Foundations of the Theory of Probability (Grundbegriffe der Wahrscheinlichkeitsrechnung)
Probability is just measure: a few axioms, and chance becomes rigorous mathematics.
What is the chance of something? For two hundred years that question had no clean answer — until Kolmogorov noticed that probability is just a way of measuring, like area or weight.
The big idea
Picture the set of everything that could happen — every face a die could land on, every path a particle could take. Call that whole set E. An 'event' is just a chunk of E: 'the die shows an even number' is the chunk {2, 4, 6}. Kolmogorov's insight was that the probability of an event behaves exactly like the size of that chunk.
So he wrote down a handful of simple rules. No probability is negative. The probability that something in E happens is exactly 1 — the whole is the whole. And if two events can't both happen at once, the chance of one-or-the-other is just their chances added together. From those few rules — and one more for handling infinitely many events — every law of probability follows. He had turned chance into a branch of measurement, no looser than geometry.
How it came about
By 1900 probability was a scandal at the heart of mathematics: gamblers and physicists used it daily and it plainly worked, yet no one could say precisely what a 'probability' was, and clever paradoxes kept springing up. David Hilbert, listing the great unsolved problems of the new century, made it his sixth: put probability on a rigorous, axiomatic footing.
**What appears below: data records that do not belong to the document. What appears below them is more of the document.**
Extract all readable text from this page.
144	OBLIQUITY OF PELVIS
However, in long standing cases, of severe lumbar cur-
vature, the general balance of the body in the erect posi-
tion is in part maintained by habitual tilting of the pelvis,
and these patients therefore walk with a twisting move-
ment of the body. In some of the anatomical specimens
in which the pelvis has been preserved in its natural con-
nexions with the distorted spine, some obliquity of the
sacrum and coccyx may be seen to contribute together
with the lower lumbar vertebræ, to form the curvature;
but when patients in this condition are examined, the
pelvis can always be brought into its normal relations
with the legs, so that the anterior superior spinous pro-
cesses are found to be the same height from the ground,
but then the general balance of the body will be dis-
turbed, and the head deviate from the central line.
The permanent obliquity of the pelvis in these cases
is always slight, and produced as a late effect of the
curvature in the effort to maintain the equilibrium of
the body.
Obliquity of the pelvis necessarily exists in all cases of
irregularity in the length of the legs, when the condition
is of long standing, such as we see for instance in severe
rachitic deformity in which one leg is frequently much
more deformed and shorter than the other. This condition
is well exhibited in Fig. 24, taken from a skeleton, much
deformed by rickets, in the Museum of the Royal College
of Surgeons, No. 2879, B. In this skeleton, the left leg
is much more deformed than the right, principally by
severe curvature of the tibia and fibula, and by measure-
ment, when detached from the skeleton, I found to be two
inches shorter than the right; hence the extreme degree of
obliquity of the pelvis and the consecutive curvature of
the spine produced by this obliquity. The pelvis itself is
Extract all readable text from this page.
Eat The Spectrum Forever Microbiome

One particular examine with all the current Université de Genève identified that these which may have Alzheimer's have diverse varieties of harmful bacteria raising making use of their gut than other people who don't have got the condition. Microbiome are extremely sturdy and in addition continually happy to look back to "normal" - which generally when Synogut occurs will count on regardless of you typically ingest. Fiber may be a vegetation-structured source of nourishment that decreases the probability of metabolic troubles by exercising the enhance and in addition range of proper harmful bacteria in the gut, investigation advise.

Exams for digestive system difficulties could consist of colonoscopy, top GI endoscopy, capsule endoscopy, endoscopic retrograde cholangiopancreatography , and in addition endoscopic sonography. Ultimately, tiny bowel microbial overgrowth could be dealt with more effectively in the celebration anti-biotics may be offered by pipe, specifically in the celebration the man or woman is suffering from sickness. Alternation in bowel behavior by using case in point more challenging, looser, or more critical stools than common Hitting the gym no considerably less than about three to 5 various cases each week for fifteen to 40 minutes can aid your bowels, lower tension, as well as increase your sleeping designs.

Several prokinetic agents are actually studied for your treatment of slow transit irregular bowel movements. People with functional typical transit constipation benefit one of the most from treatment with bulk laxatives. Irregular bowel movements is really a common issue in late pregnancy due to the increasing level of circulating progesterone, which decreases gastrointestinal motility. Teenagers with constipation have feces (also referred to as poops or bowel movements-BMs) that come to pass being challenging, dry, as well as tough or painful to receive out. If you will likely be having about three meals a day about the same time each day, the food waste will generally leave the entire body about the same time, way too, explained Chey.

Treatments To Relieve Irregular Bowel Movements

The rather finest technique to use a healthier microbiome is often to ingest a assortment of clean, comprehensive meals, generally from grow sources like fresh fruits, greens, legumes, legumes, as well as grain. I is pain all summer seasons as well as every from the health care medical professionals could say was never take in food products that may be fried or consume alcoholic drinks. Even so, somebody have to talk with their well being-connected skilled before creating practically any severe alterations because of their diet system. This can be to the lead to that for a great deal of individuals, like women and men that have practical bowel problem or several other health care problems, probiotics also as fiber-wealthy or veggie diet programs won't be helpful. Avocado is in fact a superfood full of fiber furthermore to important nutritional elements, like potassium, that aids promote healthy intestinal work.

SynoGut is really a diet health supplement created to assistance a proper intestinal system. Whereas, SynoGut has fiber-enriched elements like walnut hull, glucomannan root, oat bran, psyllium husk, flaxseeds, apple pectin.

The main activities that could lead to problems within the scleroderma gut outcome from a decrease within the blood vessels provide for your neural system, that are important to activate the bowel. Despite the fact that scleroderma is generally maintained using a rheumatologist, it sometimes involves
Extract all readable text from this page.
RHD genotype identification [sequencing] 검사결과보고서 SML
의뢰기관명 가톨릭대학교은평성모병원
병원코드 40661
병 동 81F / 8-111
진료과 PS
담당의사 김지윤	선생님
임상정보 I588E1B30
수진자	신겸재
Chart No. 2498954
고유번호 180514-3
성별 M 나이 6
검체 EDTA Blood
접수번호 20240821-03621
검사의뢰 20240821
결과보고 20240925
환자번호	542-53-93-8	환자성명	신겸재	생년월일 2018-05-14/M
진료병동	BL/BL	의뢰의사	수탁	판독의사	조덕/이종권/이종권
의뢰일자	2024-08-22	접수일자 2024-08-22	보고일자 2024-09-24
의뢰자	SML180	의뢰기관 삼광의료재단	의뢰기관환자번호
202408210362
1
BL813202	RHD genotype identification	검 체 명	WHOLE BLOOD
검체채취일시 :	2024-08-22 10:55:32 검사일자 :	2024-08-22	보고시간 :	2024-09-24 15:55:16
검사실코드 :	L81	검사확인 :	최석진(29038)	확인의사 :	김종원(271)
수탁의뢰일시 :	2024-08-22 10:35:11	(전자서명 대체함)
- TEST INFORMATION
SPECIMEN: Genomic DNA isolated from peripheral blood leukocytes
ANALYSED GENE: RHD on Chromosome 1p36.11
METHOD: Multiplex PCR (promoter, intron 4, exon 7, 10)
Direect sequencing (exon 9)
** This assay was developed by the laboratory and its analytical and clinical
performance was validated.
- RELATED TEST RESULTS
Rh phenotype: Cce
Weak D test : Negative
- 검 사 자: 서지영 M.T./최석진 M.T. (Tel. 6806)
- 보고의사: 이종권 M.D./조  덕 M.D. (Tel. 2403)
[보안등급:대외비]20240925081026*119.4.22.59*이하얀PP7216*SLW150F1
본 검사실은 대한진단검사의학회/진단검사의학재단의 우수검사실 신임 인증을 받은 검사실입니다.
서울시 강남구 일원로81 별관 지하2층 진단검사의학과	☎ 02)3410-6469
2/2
The tools arrived from an unexpected place. Henri Lebesgue had built a powerful new theory of how to 'measure' the size of complicated sets, and Maurice Fréchet had stripped it of its geometric trappings so it could measure anything. The young Soviet mathematician Andrey Kolmogorov saw that probability was simply measure wearing a disguise. In 1933 he published a slim 62-page book, in German, that made the identification exact. He was the first to say plainly: probability theory is part of measure theory.
Why it mattered
Before this book, deep results in probability were hard to trust because the ground beneath them was vague. Afterwards, every theorem rested on the same secure footing as the rest of mathematics, and the entire toolkit of Lebesgue integration came along for free. It also tamed the infinite: Kolmogorov showed how to give a precise probability to things like 'a random curve traced out forever,' which is what made the modern theory of random processes — and with it modern finance, statistics, and machine learning — possible. He was careful, too: he openly credited Lebesgue, Fréchet and others, and admitted his axioms say nothing about what a probability really means.
A way to picture it
Think of pouring exactly one litre of water over a map. Every region's 'probability' is just how much water lands on it. No region can hold negative water; the whole map holds the full litre (that is P(E) = 1); and the water on two regions that don't overlap is simply the sum of each. Conditional probability is asking: of the water that fell on this county, what fraction sits in this town? That is the whole of Kolmogorov's idea — probability is liquid you measure, and his axioms are just the rules water already obeys.
Where it sits
Probability began at the gambling table — Pascal and Fermat in the 1650s, then Jacob Bernoulli's law of large numbers and Laplace's grand synthesis. But its foundations stayed shaky for centuries. Kolmogorov's book is the hinge: classical probability before, measure-theoretic probability after. The framework runs straight into the modern world — into Shannon's information theory (also in this Library), into the random walks that price options, and into the convergence guarantees behind today's AI. Rival foundations were proposed — von Mises's frequencies, de Finetti's subjective bets — but it is Kolmogorov's triple (E, F, P) that every textbook now opens with.
Preface — measure and probability
The axioms (Chapter I)
III. To each set A from F is assigned a non-negative real number P(A). This number P(A) is called the probability of the event A.
The axiom of continuity (Chapter II)
Since the new axiom is essential only for infinite fields of probability, it is hardly possible to explain its empirical meaning … Infinite fields of probability occur only as idealized models of real random processes. This understood, we limit ourselves arbitrarily to models that satisfy Axiom VI.